Put your website URL inside the text box and hit analyze button. Our backend functions will fetch the robots.txt file of your provided web address and then analyze/present it to you in a readable manner. You do not need to include robots.txt in your provided URL (a simple URL/web address is enough). Our algorithms are intelligent enough to check and validate your URL.

What are the important components of the robots.txt file?

A robots.txt file can restrict any crawl bot from accessing a file/directory. This restriction is global or specific to certain regional content on your website.

  • User Agents
  • Disallow Components
    • Blocked Pages
    • Blocked Directories
  • Allow Components
    • Allow Pages
    • Disallow Pages

After analyzing your website Allow and Disallow directories for a specific robot, you can reconfigure and change them from your content management system.
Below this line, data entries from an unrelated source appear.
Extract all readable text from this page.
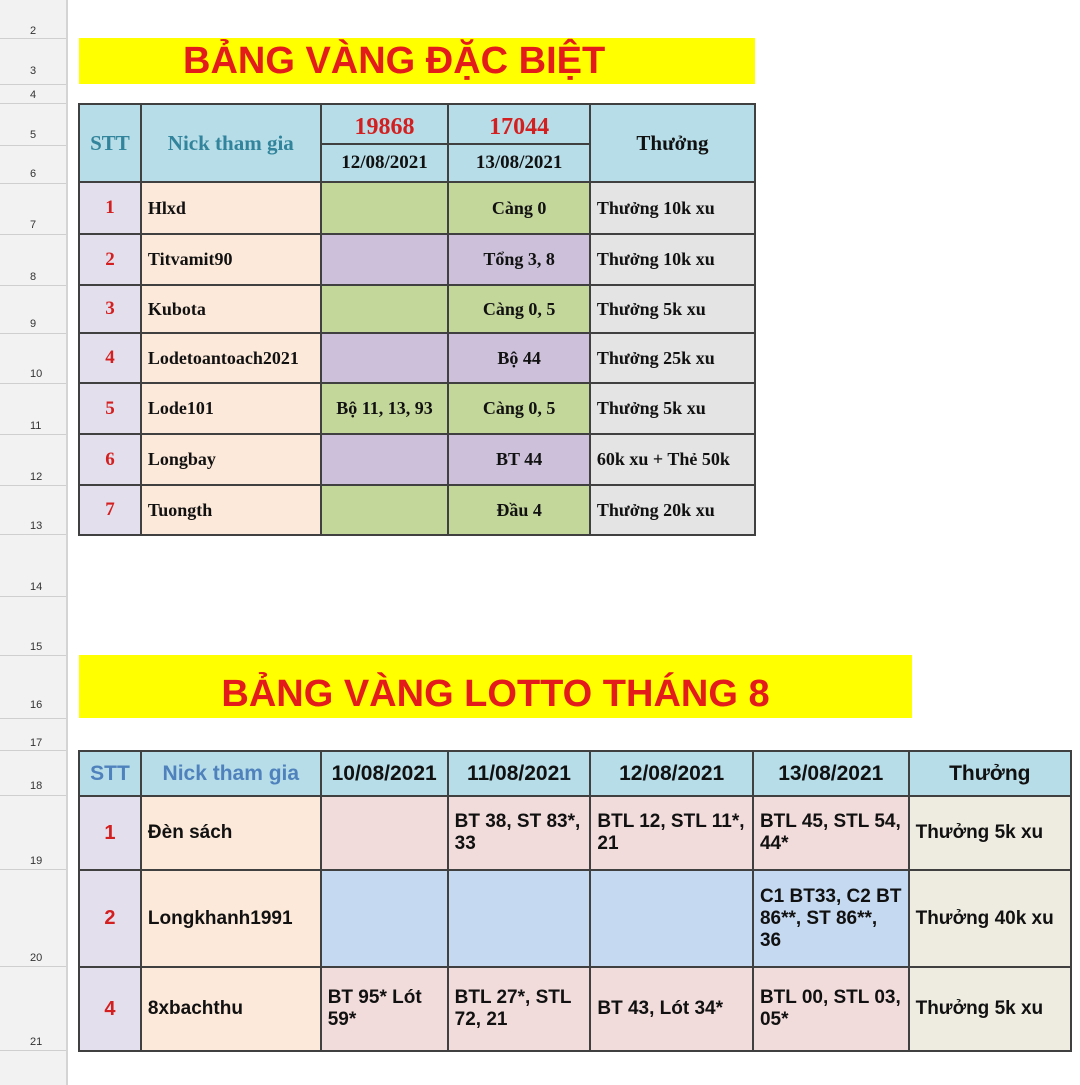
2
3
4
5
6
7
8
9
10
11
12
13
14
15
16
17
18
19
20
21
BẢNG VÀNG ĐẶC BIỆT
STT	Nick tham gia	19868	17044	Thưởng
		12/08/2021	13/08/2021	
1	Hlxd		Càng 0	Thưởng 10k xu
2	Titvamit90		Tổng 3, 8	Thưởng 10k xu
3	Kubota		Càng 0, 5	Thưởng 5k xu
4	Lodetoantoach2021		Bộ 44	Thưởng 25k xu
5	Lode101	Bộ 11, 13, 93	Càng 0, 5	Thưởng 5k xu
6	Longbay		BT 44	60k xu + Thẻ 50k
7	Tuongth		Đầu 4	Thưởng 20k xu
BẢNG VÀNG LOTTO THÁNG 8
STT	Nick tham gia	10/08/2021	11/08/2021	12/08/2021	13/08/2021	Thưởng
1	Đèn sách		BT 38, ST 83*, 33	BTL 12, STL 11*, 21	BTL 45, STL 54, 44*	Thưởng 5k xu
2	Longkhanh1991				C1 BT33, C2 BT 86**, ST 86**, 36	Thưởng 40k xu
4	8xbachthu	BT 95* Lót 59*	BTL 27*, STL 72, 21	BT 43, Lót 34*	BTL 00, STL 03, 05*	Thưởng 5k xu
You can edit them manually or through a plugin offered by your Content Management System (e.g. from WordPress Plugin Directory).
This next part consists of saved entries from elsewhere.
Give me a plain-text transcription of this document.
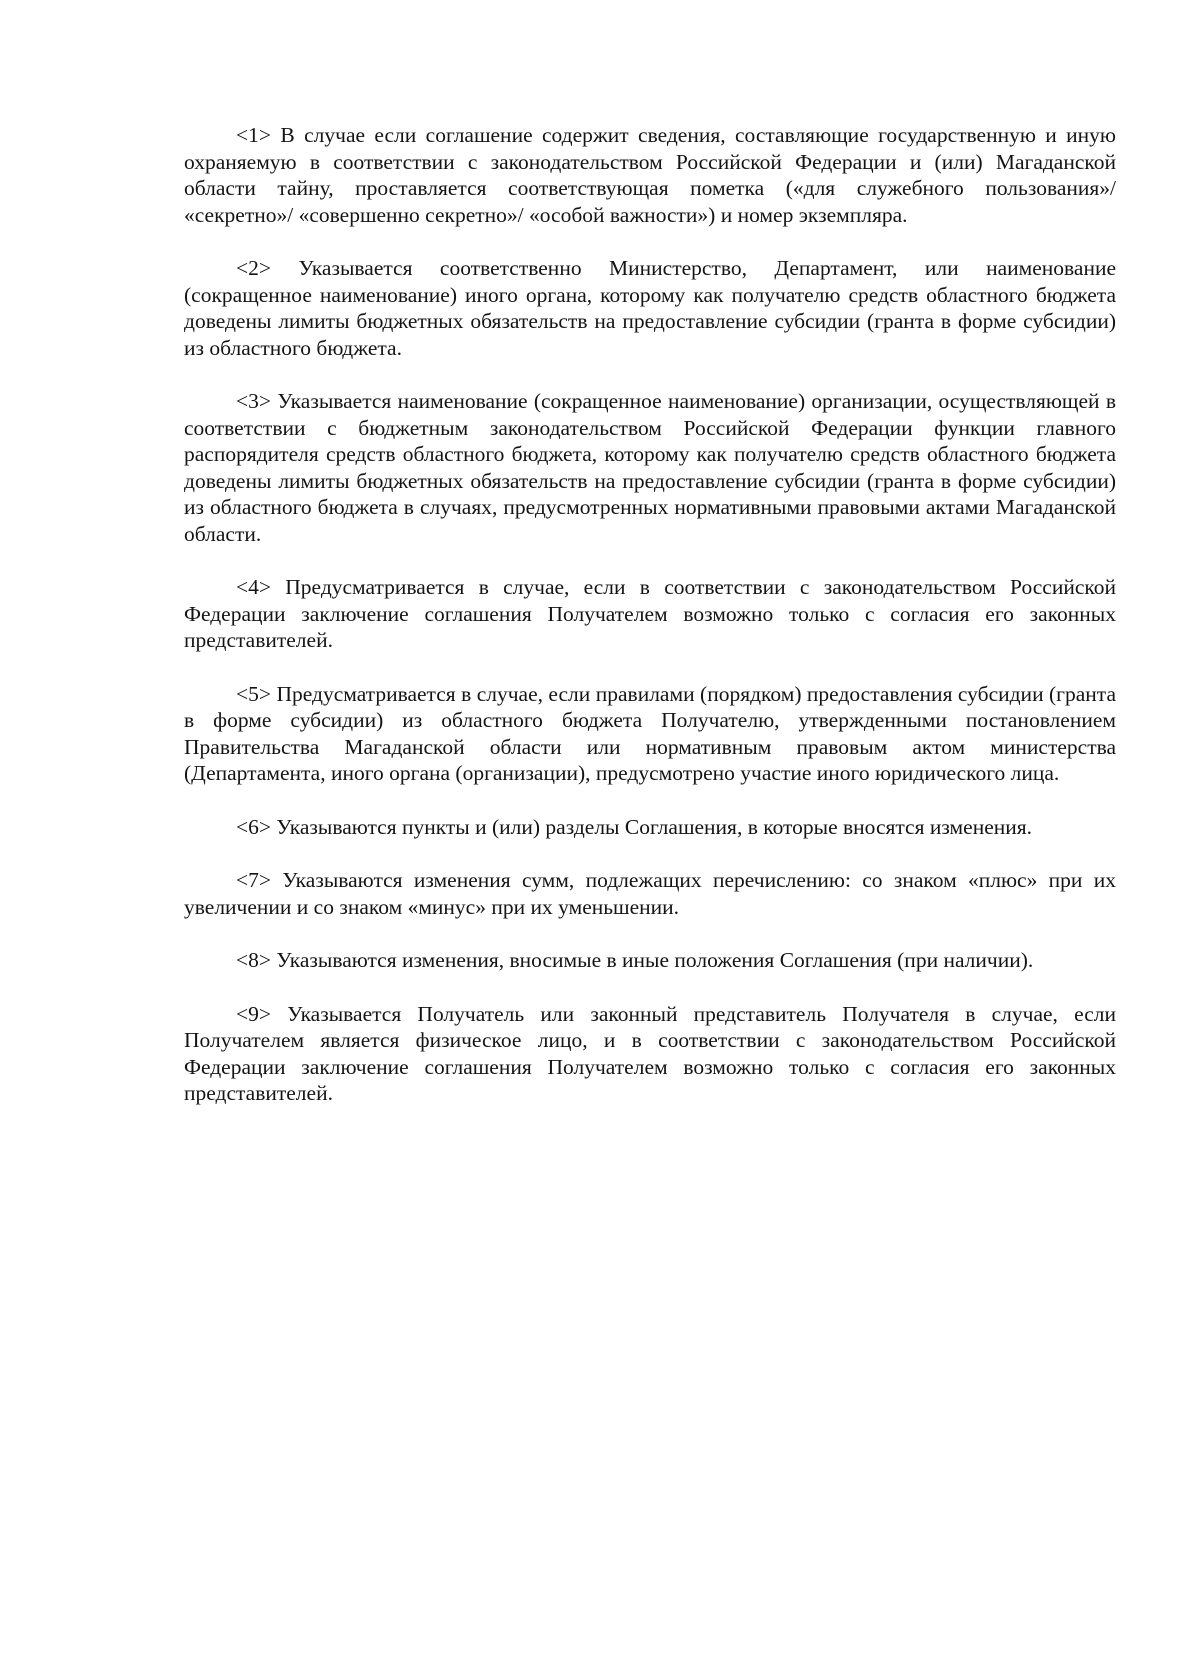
<1> В случае если соглашение содержит сведения, составляющие государственную и иную охраняемую в соответствии с законодательством Российской Федерации и (или) Магаданской области тайну, проставляется соответствующая пометка («для служебного пользования»/ «секретно»/ «совершенно секретно»/ «особой важности») и номер экземпляра.

<2> Указывается соответственно Министерство, Департамент, или наименование (сокращенное наименование) иного органа, которому как получателю средств областного бюджета доведены лимиты бюджетных обязательств на предоставление субсидии (гранта в форме субсидии) из областного бюджета.

<3> Указывается наименование (сокращенное наименование) организации, осуществляющей в соответствии с бюджетным законодательством Российской Федерации функции главного распорядителя средств областного бюджета, которому как получателю средств областного бюджета доведены лимиты бюджетных обязательств на предоставление субсидии (гранта в форме субсидии) из областного бюджета в случаях, предусмотренных нормативными правовыми актами Магаданской области.

<4> Предусматривается в случае, если в соответствии с законодательством Российской Федерации заключение соглашения Получателем возможно только с согласия его законных представителей.

<5> Предусматривается в случае, если правилами (порядком) предоставления субсидии (гранта в форме субсидии) из областного бюджета Получателю, утвержденными постановлением Правительства Магаданской области или нормативным правовым актом министерства (Департамента, иного органа (организации), предусмотрено участие иного юридического лица.

<6> Указываются пункты и (или) разделы Соглашения, в которые вносятся изменения.

<7> Указываются изменения сумм, подлежащих перечислению: со знаком «плюс» при их увеличении и со знаком «минус» при их уменьшении.

<8> Указываются изменения, вносимые в иные положения Соглашения (при наличии).

<9> Указывается Получатель или законный представитель Получателя в случае, если Получателем является физическое лицо, и в соответствии с законодательством Российской Федерации заключение соглашения Получателем возможно только с согласия его законных представителей.
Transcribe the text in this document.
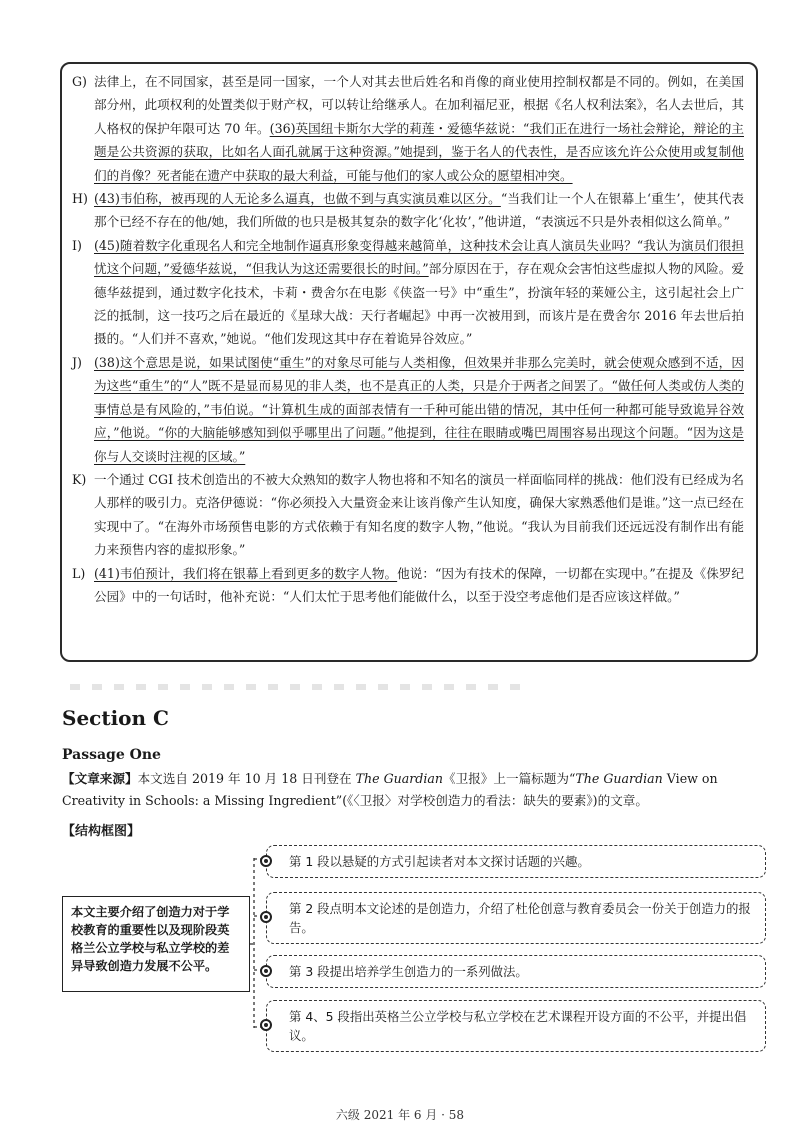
G) 法律上，在不同国家，甚至是同一国家，一个人对其去世后姓名和肖像的商业使用控制权都是不同的。例如，在美国部分州，此项权利的处置类似于财产权，可以转让给继承人。在加利福尼亚，根据《名人权利法案》，名人去世后，其人格权的保护年限可达 70 年。(36)英国纽卡斯尔大学的莉莲・爱德华兹说：“我们正在进行一场社会辩论，辩论的主题是公共资源的获取，比如名人面孔就属于这种资源。”她提到，鉴于名人的代表性，是否应该允许公众使用或复制他们的肖像？死者能在遗产中获取的最大利益，可能与他们的家人或公众的愿望相冲突。

H) (43)韦伯称，被再现的人无论多么逼真，也做不到与真实演员难以区分。“当我们让一个人在银幕上‘重生’，使其代表那个已经不存在的他/她，我们所做的也只是极其复杂的数字化‘化妆’，”他讲道，“表演远不只是外表相似这么简单。”

I) (45)随着数字化重现名人和完全地制作逼真形象变得越来越简单，这种技术会让真人演员失业吗？“我认为演员们很担忧这个问题，”爱德华兹说，“但我认为这还需要很长的时间。”部分原因在于，存在观众会害怕这些虚拟人物的风险。爱德华兹提到，通过数字化技术，卡莉・费舍尔在电影《侠盗一号》中“重生”，扮演年轻的莱娅公主，这引起社会上广泛的抵制，这一技巧之后在最近的《星球大战：天行者崛起》中再一次被用到，而该片是在费舍尔 2016 年去世后拍摄的。“人们并不喜欢，”她说。“他们发现这其中存在着诡异谷效应。”

J) (38)这个意思是说，如果试图使“重生”的对象尽可能与人类相像，但效果并非那么完美时，就会使观众感到不适，因为这些“重生”的“人”既不是显而易见的非人类，也不是真正的人类，只是介于两者之间罢了。“做任何人类或仿人类的事情总是有风险的，”韦伯说。“计算机生成的面部表情有一千种可能出错的情况，其中任何一种都可能导致诡异谷效应，”他说。“你的大脑能够感知到似乎哪里出了问题。”他提到，往往在眼睛或嘴巴周围容易出现这个问题。“因为这是你与人交谈时注视的区域。”

K) 一个通过 CGI 技术创造出的不被大众熟知的数字人物也将和不知名的演员一样面临同样的挑战：他们没有已经成为名人那样的吸引力。克洛伊德说：“你必须投入大量资金来让该肖像产生认知度，确保大家熟悉他们是谁。”这一点已经在实现中了。“在海外市场预售电影的方式依赖于有知名度的数字人物，”他说。“我认为目前我们还远远没有制作出有能力来预售内容的虚拟形象。”

L) (41)韦伯预计，我们将在银幕上看到更多的数字人物。他说：“因为有技术的保障，一切都在实现中。”在提及《侏罗纪公园》中的一句话时，他补充说：“人们太忙于思考他们能做什么，以至于没空考虑他们是否应该这样做。”

Section C
Passage One

【文章来源】本文选自 2019 年 10 月 18 日刊登在 The Guardian《卫报》上一篇标题为“The Guardian View on Creativity in Schools: a Missing Ingredient”(《〈卫报〉对学校创造力的看法：缺失的要素》)的文章。

【结构框图】
本文主要介绍了创造力对于学校教育的重要性以及现阶段英格兰公立学校与私立学校的差异导致创造力发展不公平。
第 1 段以悬疑的方式引起读者对本文探讨话题的兴趣。
第 2 段点明本文论述的是创造力，介绍了杜伦创意与教育委员会一份关于创造力的报告。
第 3 段提出培养学生创造力的一系列做法。
第 4、5 段指出英格兰公立学校与私立学校在艺术课程开设方面的不公平，并提出倡议。
六级 2021 年 6 月 · 58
Python Code to Check Robots.txt File

We are using the following python code to check the robots.txt file of a website. First get a repsonse object using request library for your website (www.website.com). Then use following code to parse robots.txt file.
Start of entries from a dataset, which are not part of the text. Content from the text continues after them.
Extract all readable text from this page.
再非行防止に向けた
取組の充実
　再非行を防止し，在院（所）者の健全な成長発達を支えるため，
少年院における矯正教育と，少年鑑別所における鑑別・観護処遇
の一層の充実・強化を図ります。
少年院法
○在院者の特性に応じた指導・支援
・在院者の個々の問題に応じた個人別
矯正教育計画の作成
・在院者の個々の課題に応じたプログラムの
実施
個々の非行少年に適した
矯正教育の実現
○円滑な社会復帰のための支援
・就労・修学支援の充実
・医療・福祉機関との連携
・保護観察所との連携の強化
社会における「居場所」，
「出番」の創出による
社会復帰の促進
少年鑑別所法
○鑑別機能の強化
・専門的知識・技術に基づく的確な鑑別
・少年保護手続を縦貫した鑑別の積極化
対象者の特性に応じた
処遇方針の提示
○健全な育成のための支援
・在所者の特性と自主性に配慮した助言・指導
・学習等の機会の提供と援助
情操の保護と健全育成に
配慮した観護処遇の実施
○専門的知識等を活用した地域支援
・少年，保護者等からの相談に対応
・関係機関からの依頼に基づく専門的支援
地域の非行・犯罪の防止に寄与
for item in response.text.split("User-agent:"):
    if item:
        subitem = [
            subitem.strip() for subitem in item.split("\n") if subitem
        ]
        bot = subitem[0]
        if not bot.startswith("#"):
            allow = [
                it.split("Allow:")[-1]
                for it in subitem[1:]
                if it.startswith("Allow:")
            ]
            disallow = [
                it.split("Disallow:")[-1]
                for it in subitem[1:]
                if it.startswith("Disallow:")
            ]
            comment = [
                it.split("# ")[-1]
                for it in subitem[1:]
                if it.startswith("#")
            ]

            if allow:
                robot_txt += [
                    {bot: {"al": al, "dal": ""}} for al in allow
                ]

            if disallow:
                robot_txt += [
                    {bot: {"al": "", "dal": dal}} for dal in disallow
                ]

            if not (allow or disallow):
                robot_txt += [
                    {
                        bot: {
                            "al": "",
                            "dal": "",
                        }
                    }
                ]

Things to keep in mind when checking robots.txt file

  • Check your current robots.txt file to find any issues with it
  • Make sure you only block that robot you do not want to crawl your website.
  • Avoid adding a delays tag for robots, as most robots do not like it.
  • You can also block SEO tools crawl agents, e.g. AHREFs, or SEMRush. A list of such agents can be found on www.seowings.org/robots-txt/
  • You must occasionally revise the robots.txt file of your website to make sure that it complies with your SEO plan.

Conclusion

Analyzing the robots.txt file is an important part of technical SEO, which still needs to be noticed. Make sure you analyze it and avoid any discrepancies concerning your SEO Plan. Make a habit of checking it at regular intervals. Also, watch your competitor’s robots.txt file to get inspiration from their SEO strategies.